Wicker was among 429 who died aboard the USS Oklahoma during the Japanese attack on Pearl Harbor on Dec. 7, 1941.
He was on duty in the radio room when torpedoes capsized the Oklahoma.
His body was recovered but not identified. More than seven decades passed before DNA testing was used to identify his remains.
Wicker was laid to rest Saturday with military honors at the Fort Gibson National Cemetery — just down the road from his native Coweta.
Wicker gave the ultimate sacrifice in service of his country.
That makes him an American hero.
He was willing to risk — and ultimately give — his life defending this nation’s ideals.
His sacrifice was one of too many that December day and the many days that followed when the United States entered World War II.

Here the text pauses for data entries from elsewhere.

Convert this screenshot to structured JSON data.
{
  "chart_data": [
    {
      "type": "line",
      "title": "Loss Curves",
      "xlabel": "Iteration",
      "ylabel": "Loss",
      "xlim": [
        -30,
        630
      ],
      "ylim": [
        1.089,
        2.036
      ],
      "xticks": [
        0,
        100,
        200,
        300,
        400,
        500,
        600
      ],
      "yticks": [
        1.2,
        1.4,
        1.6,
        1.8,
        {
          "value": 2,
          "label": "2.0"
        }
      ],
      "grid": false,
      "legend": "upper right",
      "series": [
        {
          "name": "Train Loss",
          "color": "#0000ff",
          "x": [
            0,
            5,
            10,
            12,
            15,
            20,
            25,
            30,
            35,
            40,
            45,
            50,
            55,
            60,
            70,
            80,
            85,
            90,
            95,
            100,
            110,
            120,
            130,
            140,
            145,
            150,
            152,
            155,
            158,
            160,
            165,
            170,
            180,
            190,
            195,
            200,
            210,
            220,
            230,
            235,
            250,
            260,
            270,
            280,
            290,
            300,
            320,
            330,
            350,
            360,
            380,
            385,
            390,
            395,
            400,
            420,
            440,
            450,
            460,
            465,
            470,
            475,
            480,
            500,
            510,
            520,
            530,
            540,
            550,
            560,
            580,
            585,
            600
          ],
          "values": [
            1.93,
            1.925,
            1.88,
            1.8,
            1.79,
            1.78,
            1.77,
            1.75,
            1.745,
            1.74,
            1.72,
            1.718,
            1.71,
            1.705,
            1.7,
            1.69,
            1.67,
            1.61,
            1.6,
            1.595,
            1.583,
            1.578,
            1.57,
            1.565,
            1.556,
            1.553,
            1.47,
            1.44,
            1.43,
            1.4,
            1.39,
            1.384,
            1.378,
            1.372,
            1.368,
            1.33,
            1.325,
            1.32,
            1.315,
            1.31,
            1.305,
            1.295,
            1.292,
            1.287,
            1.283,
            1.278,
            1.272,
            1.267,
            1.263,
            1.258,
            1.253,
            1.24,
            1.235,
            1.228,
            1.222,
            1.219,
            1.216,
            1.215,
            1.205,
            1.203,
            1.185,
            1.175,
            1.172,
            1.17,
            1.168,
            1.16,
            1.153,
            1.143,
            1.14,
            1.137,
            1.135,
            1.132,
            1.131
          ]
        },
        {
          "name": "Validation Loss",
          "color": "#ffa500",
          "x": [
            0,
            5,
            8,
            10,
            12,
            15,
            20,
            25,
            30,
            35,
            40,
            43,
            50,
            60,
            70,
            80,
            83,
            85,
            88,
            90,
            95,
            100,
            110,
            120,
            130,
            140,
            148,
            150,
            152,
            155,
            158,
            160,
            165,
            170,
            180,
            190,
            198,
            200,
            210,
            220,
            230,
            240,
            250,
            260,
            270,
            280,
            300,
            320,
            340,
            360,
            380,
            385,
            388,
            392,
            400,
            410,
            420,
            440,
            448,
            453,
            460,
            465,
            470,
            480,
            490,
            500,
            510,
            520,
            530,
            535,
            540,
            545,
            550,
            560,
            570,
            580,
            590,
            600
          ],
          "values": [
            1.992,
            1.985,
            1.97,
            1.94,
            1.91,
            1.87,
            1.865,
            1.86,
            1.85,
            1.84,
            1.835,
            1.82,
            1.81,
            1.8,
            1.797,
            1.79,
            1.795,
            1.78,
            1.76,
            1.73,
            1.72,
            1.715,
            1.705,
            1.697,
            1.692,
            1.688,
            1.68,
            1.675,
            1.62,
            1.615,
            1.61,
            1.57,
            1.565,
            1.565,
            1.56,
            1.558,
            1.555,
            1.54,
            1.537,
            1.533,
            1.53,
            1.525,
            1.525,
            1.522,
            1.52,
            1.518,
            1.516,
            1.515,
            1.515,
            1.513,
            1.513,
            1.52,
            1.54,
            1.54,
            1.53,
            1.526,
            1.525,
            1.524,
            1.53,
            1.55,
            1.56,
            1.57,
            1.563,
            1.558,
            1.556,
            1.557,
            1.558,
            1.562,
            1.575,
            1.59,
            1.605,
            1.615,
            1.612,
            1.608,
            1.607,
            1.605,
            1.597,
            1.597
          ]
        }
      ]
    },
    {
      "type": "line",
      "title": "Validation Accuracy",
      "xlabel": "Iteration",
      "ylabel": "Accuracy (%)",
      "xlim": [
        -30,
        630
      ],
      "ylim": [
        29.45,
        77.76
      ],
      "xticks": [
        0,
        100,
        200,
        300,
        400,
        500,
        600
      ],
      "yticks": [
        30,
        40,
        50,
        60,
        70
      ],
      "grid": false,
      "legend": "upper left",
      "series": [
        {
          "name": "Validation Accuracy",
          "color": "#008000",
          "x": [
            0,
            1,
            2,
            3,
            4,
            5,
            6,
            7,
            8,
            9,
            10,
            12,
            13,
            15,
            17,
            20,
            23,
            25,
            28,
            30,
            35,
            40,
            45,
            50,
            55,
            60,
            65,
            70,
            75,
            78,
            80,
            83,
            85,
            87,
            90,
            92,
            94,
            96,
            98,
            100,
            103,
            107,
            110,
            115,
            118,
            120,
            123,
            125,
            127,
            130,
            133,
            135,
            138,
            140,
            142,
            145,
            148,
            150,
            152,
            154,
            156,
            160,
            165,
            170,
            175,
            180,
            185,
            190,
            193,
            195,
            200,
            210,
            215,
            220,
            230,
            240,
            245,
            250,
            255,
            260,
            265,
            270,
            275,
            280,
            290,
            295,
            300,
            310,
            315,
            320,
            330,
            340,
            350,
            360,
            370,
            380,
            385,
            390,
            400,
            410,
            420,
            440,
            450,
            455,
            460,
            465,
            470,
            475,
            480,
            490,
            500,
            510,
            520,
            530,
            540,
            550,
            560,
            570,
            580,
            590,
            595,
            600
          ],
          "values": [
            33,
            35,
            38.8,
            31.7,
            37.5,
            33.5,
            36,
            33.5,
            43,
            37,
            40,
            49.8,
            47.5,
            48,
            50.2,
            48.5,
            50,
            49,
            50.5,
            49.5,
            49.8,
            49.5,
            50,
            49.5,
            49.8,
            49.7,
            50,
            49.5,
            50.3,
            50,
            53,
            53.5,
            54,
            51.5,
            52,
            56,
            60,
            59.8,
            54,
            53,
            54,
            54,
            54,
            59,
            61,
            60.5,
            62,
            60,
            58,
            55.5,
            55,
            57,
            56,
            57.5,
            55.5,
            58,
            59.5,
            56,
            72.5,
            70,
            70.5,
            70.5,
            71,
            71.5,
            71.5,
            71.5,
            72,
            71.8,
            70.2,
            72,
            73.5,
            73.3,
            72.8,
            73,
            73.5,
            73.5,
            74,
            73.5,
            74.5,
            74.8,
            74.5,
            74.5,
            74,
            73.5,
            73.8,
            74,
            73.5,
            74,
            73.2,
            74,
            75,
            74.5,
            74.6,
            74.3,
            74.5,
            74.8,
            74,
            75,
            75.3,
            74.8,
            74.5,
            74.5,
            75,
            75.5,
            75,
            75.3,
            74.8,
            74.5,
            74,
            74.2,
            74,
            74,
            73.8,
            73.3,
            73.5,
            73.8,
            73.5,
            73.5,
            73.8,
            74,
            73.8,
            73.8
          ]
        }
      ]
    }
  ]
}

Wicker’s funeral is a reminder of the thousands of military service members who have died or were willing to die in the name of their country.
We as a nation can’t possibly show enough gratitude to surviving family members and loved ones of our fallen service members.
We can’t do enough for those who have served our country and return home.
It should give us pause. We should focus on the inner strength of those who defend our country.
It takes a special person to give that much.
We should strive to embrace each other and help each other because that’s how our nation survived bad times such as WWII.
Working on becoming a better person and a better nation is a proper way to honor the sacrifice of those like Seaman First Class Eugene Wicker.